The concept of universal salvation — with God giving all unsaved people a second chance for salvation, and all eventually being saved — is emotionally appealing (I would join most people in voting YES for it if God asked us to decide) but the Bible tells us what God has decided, and it doesn’t seem to be universalism.  Verses usually cited as support for universalism refer to “all”;  with CI all living humans will love and obey God, with no sad feelings about the misery of former friends and family in hell, because those who rejected God are no longer living;  but with EM there would never be a time when "all" will love and obey God, because the rejecting rebels would continue living forever [so the power of sin would be preserved forever].
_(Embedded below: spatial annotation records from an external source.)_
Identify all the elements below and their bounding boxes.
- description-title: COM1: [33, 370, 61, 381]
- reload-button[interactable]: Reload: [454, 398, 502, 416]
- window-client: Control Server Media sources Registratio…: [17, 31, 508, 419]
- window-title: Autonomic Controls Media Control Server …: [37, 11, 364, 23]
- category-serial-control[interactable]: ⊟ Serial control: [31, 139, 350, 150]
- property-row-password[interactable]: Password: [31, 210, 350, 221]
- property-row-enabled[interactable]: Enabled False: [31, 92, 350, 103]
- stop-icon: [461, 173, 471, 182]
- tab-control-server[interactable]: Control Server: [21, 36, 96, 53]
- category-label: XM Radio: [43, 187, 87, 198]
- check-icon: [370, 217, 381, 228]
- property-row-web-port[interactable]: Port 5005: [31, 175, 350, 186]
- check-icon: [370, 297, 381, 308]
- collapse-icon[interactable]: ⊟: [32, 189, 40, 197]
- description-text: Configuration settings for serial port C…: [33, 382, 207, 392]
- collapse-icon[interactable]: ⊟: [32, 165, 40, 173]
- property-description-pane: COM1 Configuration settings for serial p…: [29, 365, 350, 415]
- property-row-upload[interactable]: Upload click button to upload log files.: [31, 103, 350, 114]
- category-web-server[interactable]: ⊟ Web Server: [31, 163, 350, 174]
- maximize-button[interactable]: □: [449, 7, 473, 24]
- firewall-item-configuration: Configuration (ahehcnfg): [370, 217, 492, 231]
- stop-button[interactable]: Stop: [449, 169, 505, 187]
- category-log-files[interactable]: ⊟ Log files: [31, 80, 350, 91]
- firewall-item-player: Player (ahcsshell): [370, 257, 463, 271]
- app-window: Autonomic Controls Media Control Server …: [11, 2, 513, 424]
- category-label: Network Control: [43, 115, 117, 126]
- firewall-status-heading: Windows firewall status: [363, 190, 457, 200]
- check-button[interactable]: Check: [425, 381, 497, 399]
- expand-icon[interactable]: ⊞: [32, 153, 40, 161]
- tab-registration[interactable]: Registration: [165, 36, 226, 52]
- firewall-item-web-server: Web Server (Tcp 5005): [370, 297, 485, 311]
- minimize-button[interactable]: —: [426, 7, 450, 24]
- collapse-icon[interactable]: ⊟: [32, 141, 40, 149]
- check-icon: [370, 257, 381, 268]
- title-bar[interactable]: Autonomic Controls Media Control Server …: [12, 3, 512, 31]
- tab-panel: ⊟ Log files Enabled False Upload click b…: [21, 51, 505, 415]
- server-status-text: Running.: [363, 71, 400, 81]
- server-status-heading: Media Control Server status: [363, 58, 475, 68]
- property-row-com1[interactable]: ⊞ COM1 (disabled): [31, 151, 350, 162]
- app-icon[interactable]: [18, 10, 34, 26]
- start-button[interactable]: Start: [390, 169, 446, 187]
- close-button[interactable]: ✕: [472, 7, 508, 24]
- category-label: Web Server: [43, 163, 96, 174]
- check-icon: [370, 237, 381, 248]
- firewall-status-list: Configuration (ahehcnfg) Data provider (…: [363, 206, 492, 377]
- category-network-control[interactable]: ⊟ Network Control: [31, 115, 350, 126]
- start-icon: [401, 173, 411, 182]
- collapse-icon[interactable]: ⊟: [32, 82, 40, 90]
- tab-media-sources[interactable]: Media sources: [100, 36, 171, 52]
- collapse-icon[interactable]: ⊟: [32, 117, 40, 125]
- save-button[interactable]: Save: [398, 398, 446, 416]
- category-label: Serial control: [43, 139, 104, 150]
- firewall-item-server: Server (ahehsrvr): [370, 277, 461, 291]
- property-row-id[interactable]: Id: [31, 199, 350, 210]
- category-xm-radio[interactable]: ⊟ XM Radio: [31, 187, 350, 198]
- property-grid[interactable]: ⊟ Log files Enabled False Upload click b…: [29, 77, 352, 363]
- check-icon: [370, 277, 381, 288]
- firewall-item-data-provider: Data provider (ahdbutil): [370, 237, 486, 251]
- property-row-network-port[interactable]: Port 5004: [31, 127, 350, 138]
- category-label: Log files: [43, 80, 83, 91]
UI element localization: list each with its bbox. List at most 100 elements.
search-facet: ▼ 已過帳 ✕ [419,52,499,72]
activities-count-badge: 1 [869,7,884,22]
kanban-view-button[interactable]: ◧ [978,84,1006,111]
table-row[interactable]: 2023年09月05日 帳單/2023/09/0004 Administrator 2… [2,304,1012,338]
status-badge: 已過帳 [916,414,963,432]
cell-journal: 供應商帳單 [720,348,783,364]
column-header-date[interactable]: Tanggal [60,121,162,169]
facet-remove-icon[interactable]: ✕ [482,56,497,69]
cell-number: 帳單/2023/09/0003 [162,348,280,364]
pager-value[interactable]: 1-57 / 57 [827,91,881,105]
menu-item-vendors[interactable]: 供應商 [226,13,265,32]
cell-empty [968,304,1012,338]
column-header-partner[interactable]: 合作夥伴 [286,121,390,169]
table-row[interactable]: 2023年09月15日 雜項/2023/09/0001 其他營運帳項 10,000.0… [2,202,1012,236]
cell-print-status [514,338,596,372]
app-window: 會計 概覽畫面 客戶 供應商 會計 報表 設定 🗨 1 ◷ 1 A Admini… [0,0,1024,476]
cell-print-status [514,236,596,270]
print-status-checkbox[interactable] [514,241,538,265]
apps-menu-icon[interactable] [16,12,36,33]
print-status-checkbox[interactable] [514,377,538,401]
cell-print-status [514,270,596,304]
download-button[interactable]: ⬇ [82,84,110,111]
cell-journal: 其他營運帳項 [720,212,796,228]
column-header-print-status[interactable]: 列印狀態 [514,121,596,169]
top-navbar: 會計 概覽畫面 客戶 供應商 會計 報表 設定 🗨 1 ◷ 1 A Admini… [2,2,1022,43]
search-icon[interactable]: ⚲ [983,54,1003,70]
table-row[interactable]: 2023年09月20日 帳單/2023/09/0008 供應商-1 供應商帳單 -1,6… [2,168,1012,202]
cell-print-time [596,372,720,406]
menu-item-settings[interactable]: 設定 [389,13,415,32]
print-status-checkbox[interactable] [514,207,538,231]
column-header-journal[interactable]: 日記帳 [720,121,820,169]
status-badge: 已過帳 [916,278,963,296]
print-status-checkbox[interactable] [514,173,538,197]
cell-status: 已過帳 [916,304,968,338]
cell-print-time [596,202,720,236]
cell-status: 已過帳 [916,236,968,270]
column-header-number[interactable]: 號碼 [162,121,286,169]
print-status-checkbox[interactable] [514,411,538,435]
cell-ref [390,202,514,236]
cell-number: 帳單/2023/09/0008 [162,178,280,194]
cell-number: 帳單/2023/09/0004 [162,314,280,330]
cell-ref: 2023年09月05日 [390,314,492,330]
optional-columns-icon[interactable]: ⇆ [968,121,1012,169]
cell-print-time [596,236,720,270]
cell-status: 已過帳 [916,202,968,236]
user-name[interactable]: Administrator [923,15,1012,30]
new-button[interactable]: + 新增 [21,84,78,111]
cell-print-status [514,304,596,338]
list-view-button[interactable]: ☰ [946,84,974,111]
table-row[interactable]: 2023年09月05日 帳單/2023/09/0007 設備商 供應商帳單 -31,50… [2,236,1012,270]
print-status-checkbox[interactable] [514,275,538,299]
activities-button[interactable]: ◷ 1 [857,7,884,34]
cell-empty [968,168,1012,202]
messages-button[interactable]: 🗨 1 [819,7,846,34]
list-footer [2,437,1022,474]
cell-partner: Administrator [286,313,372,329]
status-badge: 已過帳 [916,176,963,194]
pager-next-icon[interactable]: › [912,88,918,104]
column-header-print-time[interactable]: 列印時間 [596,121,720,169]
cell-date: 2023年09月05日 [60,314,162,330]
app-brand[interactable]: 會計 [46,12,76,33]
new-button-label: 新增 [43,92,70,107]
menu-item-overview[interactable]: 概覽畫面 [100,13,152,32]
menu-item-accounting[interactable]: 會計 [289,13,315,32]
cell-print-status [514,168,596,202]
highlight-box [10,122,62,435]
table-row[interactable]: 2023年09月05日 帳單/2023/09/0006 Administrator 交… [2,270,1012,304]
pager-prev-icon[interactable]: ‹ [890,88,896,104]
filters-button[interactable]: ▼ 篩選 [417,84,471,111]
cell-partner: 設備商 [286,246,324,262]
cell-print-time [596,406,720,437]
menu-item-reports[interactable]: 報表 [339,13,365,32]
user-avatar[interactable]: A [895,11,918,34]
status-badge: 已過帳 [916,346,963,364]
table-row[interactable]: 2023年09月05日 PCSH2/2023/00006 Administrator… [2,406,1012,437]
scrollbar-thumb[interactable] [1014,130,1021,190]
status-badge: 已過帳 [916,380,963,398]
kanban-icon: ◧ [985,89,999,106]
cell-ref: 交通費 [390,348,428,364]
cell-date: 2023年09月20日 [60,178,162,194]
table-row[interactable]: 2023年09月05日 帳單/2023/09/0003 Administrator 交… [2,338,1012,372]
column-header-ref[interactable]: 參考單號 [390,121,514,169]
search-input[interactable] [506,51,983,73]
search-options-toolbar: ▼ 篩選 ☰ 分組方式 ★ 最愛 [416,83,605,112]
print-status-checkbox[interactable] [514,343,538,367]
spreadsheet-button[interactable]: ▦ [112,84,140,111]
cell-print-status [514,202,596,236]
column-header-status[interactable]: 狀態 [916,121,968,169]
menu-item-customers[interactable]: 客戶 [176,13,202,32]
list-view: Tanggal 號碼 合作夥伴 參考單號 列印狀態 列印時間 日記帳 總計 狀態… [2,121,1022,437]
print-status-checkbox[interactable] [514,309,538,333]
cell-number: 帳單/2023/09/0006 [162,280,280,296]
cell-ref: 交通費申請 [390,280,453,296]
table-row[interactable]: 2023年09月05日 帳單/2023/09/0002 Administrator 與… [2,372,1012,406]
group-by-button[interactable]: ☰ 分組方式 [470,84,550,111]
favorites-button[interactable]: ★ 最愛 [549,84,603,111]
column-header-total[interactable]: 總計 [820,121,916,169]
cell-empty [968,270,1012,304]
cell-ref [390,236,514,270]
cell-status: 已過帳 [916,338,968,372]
Here are CI-explanations of Bible verses cited as support for EM:

Matthew 25:46 — the Greek word ‘kolasin’ is a noun, correctly translated “punishment” (in “eternal punishment”) instead of the verb “punishing”;  an eternally lasting punishment-result (eternally lasting non-existence) does not require an eternally lasting punishing-process;  the unsaved will be dead forever, and the saved will be alive forever.

Matthew 25:41 — "eternal fire" is impossible by natural process with EM (using an infinite supply of human fuel?) or CI, so eternal fire would be supernatural;  or maybe ‘aionios’ (eternal) is used in one of its other potential meanings, to describe a fire ‘in the age to come’.  Also, angels (including fallen angels?) "cannot die" (Luke 20:36) but unsaved humans are different, so in hell-fire they will be destroyed (as "weeds... burned in the fire", Matt 13:40) in "the second death", not kept alive.

Luke 16:19-31 cannot describe an intermediate state (they all have bodies before the resurrection) or the final state (the brothers are still alive) so it probably doesn’t describe any after-death state;  instead, it teaches a lesson about living, and makes a prediction about unbelief.

Revelation 14:9-11 — it is only "the smoke" that rises forever, and "no rest day or night" declares the impossibility of a judicial pardon, so they will be tormented with no relief for as long as they exist.  Isaiah 34 uses similar wording for symbolic ceremonial "smoke" rising forever from burned land that has not continued burning forever.

Revelation 20:10 — eternal tormenting of three creatures who are unique (coming from "the abyss", not killed in battle, not involved in The Final Judgment of humans) does not indicate that God will keep normal humans alive forever in "the second death" of Rev 20:14, 21:9. 


The inertia of tradition and psychology of conformity make it easy to think like the majority, and difficult to think in other ways.  But try to imagine that nobody believes in Eternal Misery, and you have just read a description of EM plus a summary of Bible-based arguments for and against it.  Would you reject the accepted belief, CI, and replace it with a doctrine of EM proposing that God will keep unsaved humans alive forever so they can endure an endless eternity of misery in hell?

When defending a set of religious doctrines, if any part of the set is challenged it can be viewed as a challenge to other parts.  This concern is warranted IF (and only if) there are logical links between parts, if the doctrine being challenged forms a logical foundation for other parts of the set, or is a logical outcome of other parts.  This does not apply for CI and EM, because they are identical in all ways except one.

Christians should believe what the Bible teaches, so I encourage you to examine the Bible carefully before you reach a conclusion.